To question whether the test is necessary, a doctor is flying in the face of all sorts of cultural forces. Like the idea that if you can find cancer early, you always should. Not to mention all the billboards and free PSA screening events and celebrities in TV ads telling men to get tested.

Woman

Want to do something really special for your man this Christmas? Call his doctor and schedule his prostate exam. Prostate exams save lives and prostates.

Lisa Pollak

Here’s another from the NFL.

Man

So get screened and don’t let prostate cancer take you out of the game.

Lisa Pollak

And of course, Larry King.

Larry King

Men over 40, take your PSA test. It’s a simple, little blood test. You get the result in a couple days.

Lisa Pollak

A few doctors I talked to mentioned another reason that physicians might be wary of bucking the PSA trend.
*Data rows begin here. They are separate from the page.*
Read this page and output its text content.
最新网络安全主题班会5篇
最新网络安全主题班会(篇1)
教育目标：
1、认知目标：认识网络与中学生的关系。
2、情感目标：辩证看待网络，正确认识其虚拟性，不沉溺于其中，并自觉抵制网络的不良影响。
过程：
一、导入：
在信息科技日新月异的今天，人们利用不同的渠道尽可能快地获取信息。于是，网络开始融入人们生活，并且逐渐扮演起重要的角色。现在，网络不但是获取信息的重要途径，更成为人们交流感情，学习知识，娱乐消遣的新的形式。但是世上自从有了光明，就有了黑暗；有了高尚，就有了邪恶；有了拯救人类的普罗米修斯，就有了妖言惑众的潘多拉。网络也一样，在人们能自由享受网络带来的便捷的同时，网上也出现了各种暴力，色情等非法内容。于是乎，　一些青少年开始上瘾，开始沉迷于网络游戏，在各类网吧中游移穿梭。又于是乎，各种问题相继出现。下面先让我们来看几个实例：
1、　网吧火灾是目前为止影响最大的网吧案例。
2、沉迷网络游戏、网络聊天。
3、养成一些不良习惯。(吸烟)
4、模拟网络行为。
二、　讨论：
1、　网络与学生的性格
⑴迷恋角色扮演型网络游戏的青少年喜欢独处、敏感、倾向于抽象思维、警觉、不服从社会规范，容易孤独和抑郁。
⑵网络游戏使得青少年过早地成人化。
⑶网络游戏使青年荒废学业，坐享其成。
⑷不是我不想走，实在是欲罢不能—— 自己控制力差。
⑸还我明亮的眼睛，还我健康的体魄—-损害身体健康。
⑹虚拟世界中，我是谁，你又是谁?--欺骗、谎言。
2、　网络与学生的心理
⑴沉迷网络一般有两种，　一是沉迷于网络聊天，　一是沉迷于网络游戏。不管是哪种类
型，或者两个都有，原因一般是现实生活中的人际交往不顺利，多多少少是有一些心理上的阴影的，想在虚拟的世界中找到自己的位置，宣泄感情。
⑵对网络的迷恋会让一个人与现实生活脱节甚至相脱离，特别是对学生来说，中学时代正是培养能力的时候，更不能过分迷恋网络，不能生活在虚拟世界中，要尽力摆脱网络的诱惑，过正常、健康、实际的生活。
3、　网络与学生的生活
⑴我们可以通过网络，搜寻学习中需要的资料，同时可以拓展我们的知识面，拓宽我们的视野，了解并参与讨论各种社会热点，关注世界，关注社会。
They told me what happened to a doctor named Dan Merenstein.

Merenstein was trained in evidence-based medicine, and about 10 years ago, when he was a family practice resident, a 53-year-old man came to him for a routine physical. Merenstein says he followed the guidelines. Talked to the patient about the benefits and risks of getting the PSA test. And the man chose not to have it. Then, a year and a half later, the man went to another doctor. That doctor tested the man’s blood without discussing it with him. His PSA level was extremely high and a biopsy found an aggressive, incurable cancer.

Now there is was proof that having an earlier PSA test would have changed the man’s fate. But Merenstein and his residency program were sued for malpractice. At the trial, the patient’s attorney argued that Merenstein shouldn’t have given the man a choice to have the PSA test, no matter what the national guideline said. The attorney put other family doctors on the stand.

Dr. Dan Merenstein

And they said, you know, we don’t talk to patients.

Lisa Pollak

This is Dr. Merenstein.

Dr. Dan Merenstein

That’s what they do in ivory towers. You know, I order tests. Patients come to me for me to order the test. I’m the one that went to medical school. And these are the tests we order. And if Dr. Merenstein had ordered this– they said this straight under oath. And if Dr. Merenstein had ordered a PSA, this patient would live a long, productive life. But because Dr. Merenstein failed to, this patient is going to die surely.

Lisa Pollak

Merenstein was exonerated, but his residency program was found liable for a million dollars. The jury, just like the doctors on the stand, rejected the idea of following the guidelines based on evidence. To them, the best care meant doing everything you can.

Dr. Dan Merenstein

I should have just ordered it. There should have been no discussion. It shouldn’t have been up to the patient. So that was the approach they took. And they took this approach that this thing called evidence-based medicine is just a way to save money, just a way to ration care.

Lisa Pollak

After the trial, like a lot of doctors who had been sued, Merenstein found it hard not to see patients as potential plaintiffs.

Dr. Dan Merenstein

I think you view people differently after that and you look at patients and you say, this mole, which a thousand times before I would say I’m pretty confident on how to evaluate moles and which ones I need to take off myself, and which ones I think are fine to stay, and which ones need to go. You know, I think I started sending more moles to dermatologists to remove and sending more people with what I was pretty confident was irritable bowel or something like that to GI doctors to get scoped and things like that more than I should have. It sort of just didn’t feel right.

Lisa Pollak

It didn’t feel right, he said, because it didn’t feel like he was doing what was best for the patients. These days, when it comes to the PSA test, Merenstein starts by following the evidence. He still tells his patients the pros and cons, but then he gives them a little nudge and adds something he never used to. “Most people,” he tells his patients, “get the test.”

Ira Glass

Lisa Pollak. If you’re a man and you heard this story and you want to know more about the pros and cons of getting the PSA test, there’s a good summary at the Mayo Clinic web site. Those people really know what they’re doing.